To find evidence of recombination events between ZABYV and other members of the genus Polerovirus, we analyzed the genome sequences of ZABYV and 19 other known poleroviruses using RDP4 [6], which includes seven recombinant detection algorithms: RDP, GENECONV, BoosScan, MaxChi, Chimaera, SiScan, and 3Seq. When aligning the genome sequence of ZABYV with those of BrYV and CpCSV, a very strong recombinant signal was detected in the region spanning nt 3,576-4,966 (Fig. 1B). In this region, the nucleotide sequence of ZABYV was 89.9% and 58.8% identical to those of CpCSV and BrYV, respectively, while in other regions, it was 52.3% and 63.9% identical, respectively (Fig. 1D). This putative recombinant event was identified by all seven algorithms in RDP4. The same signal was found in the same region of the ZABYV, TuYV and CpCSV genome sequences.

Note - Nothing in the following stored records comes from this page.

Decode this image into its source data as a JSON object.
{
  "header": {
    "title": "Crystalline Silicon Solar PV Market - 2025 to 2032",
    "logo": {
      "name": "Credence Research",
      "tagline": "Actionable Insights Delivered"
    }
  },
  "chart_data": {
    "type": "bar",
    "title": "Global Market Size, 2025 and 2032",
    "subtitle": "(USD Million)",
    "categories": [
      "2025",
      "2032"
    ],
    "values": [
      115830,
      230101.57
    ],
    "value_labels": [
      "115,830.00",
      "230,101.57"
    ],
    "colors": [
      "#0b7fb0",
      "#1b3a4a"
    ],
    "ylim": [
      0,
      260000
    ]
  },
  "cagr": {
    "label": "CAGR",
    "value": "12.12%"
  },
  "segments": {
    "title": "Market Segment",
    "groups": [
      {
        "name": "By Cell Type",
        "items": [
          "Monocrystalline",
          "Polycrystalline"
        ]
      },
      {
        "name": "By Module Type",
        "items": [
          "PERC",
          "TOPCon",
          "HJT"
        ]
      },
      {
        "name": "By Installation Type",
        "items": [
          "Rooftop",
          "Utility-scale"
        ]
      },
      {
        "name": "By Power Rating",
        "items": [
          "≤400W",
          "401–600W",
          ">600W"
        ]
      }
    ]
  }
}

In conclusion, we have identified a new member of the genus Polerovirus, ZABYV, in zucchini grown for seed production in Xinjiang Uygur Autonomous Region, China. The complete genome sequence of ZABYV was determined using high-throughput transcriptome sequencing, overlapping RT-PCR, and RACE. Except for ORF3 and ORF4, all of the ORFs of ZABYV had less than 80% amino acid sequence identity to those of other poleroviruses. Since the amino acid sequences of all gene products of ZABYV differed by more than 10% from those of all known polerovirus, which is a criterion used to demarcate the species of the genus Polerovirus [2], we conclude that ZABYV is a new member of the genus. Based on the results of multiple sequence alignments, phylogenetic analysis, and recombination analysis, ZABYV appears to be a recombinant virus that was possibly derived from CpCSV and another novel virus, which could have a close evolutionary relationship to BrYV and TuYV. In the future, further characterization of ZABYV is needed to understand its biology and its interaction with its host.